Après cette repartie, notre premier comparse jeta violemment le livre sur la table en s’exclamant:
— Et il faudrait que je lise ces fadaises? Je n’ai pas encore perdu l’esprit! Et tant que j’ai toute ma tête, je ne lis pas ces choses-là…
Puis il ajouta un peu moins fort:
— Tu le connais, celui qui a écrit ces poèmes?
— Non.
— J’en étais sûr!… Sinon tu ne parlerais pas comme ça!
L’air encore plus pincé qu’il prit et le geste qu’il eut de la main en disaient long sur tout le mal qu’il pensait du poète.
— Et toi, tu le connais? demanda l’autre.
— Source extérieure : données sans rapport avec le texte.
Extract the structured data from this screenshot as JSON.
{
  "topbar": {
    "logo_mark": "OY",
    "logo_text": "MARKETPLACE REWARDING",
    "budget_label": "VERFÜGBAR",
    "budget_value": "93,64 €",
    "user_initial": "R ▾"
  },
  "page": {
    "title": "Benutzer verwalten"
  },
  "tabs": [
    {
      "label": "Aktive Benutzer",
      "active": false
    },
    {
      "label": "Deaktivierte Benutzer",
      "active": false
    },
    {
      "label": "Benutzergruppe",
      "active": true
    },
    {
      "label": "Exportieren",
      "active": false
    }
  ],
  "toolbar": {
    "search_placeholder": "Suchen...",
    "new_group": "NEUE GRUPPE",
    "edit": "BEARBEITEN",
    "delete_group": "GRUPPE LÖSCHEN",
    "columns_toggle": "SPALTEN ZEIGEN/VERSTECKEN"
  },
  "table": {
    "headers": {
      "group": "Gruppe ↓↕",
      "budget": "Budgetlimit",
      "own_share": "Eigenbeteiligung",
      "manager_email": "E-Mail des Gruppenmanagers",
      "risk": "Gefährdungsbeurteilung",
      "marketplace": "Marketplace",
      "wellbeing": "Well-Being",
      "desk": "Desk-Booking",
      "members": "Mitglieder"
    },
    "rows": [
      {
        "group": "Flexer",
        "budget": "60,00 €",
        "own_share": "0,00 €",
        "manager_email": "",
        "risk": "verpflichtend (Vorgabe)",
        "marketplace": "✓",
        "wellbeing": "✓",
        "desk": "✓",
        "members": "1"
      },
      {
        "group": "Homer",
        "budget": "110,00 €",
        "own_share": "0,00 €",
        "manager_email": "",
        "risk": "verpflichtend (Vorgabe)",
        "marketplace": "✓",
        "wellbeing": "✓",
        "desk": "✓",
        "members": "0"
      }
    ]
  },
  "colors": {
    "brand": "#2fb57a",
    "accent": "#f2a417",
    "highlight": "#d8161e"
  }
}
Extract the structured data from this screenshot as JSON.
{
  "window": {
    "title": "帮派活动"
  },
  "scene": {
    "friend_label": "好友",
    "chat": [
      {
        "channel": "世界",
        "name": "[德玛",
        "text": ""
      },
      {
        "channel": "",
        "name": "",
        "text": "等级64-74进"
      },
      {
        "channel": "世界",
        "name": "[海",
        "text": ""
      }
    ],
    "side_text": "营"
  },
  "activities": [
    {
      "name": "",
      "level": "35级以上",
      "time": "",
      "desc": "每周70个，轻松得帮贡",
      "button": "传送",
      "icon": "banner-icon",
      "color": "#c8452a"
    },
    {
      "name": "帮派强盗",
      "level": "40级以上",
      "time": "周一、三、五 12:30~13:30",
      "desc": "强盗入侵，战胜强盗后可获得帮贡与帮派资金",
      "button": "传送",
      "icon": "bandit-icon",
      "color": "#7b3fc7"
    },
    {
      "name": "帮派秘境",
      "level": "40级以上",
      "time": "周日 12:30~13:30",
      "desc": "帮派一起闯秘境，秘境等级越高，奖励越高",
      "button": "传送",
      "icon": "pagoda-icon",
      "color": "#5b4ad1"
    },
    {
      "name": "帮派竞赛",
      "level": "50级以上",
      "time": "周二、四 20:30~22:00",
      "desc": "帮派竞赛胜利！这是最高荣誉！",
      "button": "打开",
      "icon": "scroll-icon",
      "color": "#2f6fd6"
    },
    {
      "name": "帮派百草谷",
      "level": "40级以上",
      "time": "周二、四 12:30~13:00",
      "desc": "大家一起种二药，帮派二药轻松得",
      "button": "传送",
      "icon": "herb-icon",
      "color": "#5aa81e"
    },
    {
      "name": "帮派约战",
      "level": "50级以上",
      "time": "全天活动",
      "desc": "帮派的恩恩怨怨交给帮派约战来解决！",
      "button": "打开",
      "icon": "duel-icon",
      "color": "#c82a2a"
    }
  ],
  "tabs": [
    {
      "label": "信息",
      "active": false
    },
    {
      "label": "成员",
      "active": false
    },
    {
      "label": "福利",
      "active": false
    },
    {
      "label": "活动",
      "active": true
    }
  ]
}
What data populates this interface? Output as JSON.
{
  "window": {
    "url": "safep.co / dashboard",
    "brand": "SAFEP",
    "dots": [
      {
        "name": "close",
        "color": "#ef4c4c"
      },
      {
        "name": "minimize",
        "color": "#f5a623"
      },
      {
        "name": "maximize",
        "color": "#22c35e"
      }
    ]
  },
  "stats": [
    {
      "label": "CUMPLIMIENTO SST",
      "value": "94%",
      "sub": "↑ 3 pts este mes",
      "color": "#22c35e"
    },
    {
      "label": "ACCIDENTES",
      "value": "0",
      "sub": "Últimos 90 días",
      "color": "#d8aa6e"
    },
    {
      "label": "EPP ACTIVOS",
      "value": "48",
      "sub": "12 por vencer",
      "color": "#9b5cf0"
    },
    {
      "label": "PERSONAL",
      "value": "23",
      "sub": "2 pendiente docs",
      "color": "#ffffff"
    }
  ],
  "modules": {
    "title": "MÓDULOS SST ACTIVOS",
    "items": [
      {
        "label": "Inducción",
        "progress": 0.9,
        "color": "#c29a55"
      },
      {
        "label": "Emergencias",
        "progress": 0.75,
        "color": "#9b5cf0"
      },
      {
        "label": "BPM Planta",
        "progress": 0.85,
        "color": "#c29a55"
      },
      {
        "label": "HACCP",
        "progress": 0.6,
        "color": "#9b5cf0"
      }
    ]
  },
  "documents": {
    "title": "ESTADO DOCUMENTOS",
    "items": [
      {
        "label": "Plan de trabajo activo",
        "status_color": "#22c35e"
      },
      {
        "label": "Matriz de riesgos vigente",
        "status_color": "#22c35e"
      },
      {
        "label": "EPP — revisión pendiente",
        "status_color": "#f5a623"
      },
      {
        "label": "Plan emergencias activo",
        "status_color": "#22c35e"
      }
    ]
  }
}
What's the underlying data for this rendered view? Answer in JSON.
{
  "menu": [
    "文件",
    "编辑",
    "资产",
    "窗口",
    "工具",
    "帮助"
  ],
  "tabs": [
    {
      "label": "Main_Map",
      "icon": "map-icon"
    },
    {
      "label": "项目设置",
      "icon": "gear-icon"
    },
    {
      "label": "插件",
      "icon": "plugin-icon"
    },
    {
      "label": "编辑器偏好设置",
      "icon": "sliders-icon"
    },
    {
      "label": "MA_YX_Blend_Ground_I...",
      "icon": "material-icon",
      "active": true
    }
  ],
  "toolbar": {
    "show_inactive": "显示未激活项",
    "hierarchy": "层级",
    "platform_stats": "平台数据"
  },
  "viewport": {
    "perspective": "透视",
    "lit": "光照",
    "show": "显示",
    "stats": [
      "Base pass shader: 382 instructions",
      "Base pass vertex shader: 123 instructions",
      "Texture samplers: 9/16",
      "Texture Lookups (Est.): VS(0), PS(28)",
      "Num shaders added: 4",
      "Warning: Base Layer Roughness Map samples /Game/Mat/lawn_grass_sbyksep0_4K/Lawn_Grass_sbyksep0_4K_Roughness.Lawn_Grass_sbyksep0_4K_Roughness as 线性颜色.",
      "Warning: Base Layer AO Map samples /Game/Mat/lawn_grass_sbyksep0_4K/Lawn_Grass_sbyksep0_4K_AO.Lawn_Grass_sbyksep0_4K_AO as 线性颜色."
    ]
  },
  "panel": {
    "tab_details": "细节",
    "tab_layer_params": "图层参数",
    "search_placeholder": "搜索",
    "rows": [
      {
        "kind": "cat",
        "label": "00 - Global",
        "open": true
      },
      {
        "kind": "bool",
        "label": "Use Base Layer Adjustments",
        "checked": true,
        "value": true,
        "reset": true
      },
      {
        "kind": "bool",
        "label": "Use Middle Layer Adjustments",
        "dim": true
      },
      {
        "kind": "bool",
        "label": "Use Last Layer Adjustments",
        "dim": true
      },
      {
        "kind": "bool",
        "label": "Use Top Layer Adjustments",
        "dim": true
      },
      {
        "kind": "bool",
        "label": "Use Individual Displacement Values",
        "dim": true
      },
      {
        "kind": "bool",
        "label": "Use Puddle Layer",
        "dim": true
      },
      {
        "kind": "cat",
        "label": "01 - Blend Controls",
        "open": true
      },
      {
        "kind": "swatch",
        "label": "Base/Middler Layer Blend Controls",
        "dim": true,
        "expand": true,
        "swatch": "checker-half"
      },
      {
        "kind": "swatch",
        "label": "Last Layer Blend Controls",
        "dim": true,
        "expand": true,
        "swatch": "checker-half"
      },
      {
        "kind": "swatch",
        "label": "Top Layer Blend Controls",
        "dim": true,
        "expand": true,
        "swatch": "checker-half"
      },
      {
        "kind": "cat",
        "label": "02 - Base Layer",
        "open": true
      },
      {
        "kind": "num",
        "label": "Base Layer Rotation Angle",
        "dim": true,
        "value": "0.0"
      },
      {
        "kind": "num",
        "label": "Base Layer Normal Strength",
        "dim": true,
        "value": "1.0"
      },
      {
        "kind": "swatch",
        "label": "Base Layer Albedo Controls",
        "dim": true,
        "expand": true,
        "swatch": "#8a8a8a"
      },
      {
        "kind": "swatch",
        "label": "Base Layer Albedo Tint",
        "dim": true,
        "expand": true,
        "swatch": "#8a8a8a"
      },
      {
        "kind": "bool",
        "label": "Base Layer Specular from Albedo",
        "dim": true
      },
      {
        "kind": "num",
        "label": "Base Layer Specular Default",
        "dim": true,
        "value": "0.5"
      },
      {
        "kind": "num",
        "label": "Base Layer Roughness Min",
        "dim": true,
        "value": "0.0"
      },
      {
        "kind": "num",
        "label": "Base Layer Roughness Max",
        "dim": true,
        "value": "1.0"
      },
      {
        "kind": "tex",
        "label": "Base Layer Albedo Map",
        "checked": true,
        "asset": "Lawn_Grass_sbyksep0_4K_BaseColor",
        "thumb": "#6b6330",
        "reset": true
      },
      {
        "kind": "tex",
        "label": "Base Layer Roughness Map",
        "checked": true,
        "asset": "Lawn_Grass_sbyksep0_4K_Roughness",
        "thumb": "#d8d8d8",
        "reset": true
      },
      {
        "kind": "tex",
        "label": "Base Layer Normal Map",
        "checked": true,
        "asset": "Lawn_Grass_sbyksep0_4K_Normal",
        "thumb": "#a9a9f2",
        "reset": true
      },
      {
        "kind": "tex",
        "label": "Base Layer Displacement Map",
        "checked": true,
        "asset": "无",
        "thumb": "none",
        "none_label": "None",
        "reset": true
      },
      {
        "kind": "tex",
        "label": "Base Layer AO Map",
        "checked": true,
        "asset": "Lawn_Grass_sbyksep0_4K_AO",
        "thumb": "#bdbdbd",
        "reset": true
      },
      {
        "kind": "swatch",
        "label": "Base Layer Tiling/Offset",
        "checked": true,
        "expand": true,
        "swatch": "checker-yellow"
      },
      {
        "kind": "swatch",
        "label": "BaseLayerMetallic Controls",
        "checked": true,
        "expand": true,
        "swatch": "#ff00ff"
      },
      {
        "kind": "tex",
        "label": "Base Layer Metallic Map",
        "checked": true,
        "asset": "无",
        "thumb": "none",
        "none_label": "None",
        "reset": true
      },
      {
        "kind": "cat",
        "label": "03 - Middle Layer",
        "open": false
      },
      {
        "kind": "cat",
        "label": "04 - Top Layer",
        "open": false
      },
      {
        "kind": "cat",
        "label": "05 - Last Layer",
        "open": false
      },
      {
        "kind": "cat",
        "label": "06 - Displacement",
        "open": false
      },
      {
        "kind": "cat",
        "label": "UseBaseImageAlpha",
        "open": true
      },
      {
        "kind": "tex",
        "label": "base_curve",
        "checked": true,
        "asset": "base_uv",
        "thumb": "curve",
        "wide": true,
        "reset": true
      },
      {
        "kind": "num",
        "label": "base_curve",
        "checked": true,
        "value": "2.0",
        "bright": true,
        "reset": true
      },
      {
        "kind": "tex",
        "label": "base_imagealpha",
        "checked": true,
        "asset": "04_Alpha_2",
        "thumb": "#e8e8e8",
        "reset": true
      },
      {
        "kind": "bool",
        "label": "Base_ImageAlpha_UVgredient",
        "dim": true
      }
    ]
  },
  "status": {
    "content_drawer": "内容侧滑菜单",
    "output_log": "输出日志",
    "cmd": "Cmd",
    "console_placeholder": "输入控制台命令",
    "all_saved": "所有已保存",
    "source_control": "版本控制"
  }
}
— Hélas oui! lâcha-t-il avec hauteur.
À l’expression de son visage, on voyait qu’il aurait préféré ne pas avoir cet honneur. Et pourtant, jusqu’à la veille encore, avant la publication de ses poèmes, il avait été bon ami avec l’auteur, dont il n’avait jamais dit de mal en société.
D’autres quidams, qui bien sûr n’avaient aucunement l’intention de lire le livre, échangeaient leurs impressions en ces termes:
— Quel scandale!… Des poèmes? Lu ?… Il se prend pour qui!
— Comment n’a-t-il pas honte!
— Le bon dieu lui a déjà enlevé la raison mais il en rajoute et se fait du tort tout seul… Non mais, tu parles de poèmes!… Pas plus tard que demain, j’en écrirais de bien meilleurs, mais je ne commettrai pas pareille ignominie, car j’ai le sens de l’honneur, moi, ce qui n’est pas son cas.
La société changea de comportement à l’égard du jeune poète.
Quand il passait dans la rue, les gens se poussaient du coude et se faisaient des clins d’œil.
En réponse à son «Bonjour!», les uns lâchaient sur un ton persifleur un «Bonjour poète!» agrémenté de regards en coin, les autres un «Salut, salut!» plein de sarcasmes. D’autres encore, l’air contrarié, concédaient un «Bonjour!» revêche et dédaigneux.
Mais, malheureusement, cela n’en resta pas à ces bavardages, auxquels du reste absolument tout le monde se livrait.
L’opinion publique fit front contre le jeune poète. Et ce qu’on mettait auparavant au compte de ses qualités, désormais on l’en blâmait; des défauts minimes, qu’auparavant on lui pardonnait, comme à tout un chacun, désormais n’étaient qu’épouvantables vices. On découvrit subitement que c’était une canaille, un ivrogne, un joueur, un homme sans caractère, un mouchard et, en plus de tout cela, un toqué.
— Je ne savais pas qu’il était aussi maboul! disaient les gens.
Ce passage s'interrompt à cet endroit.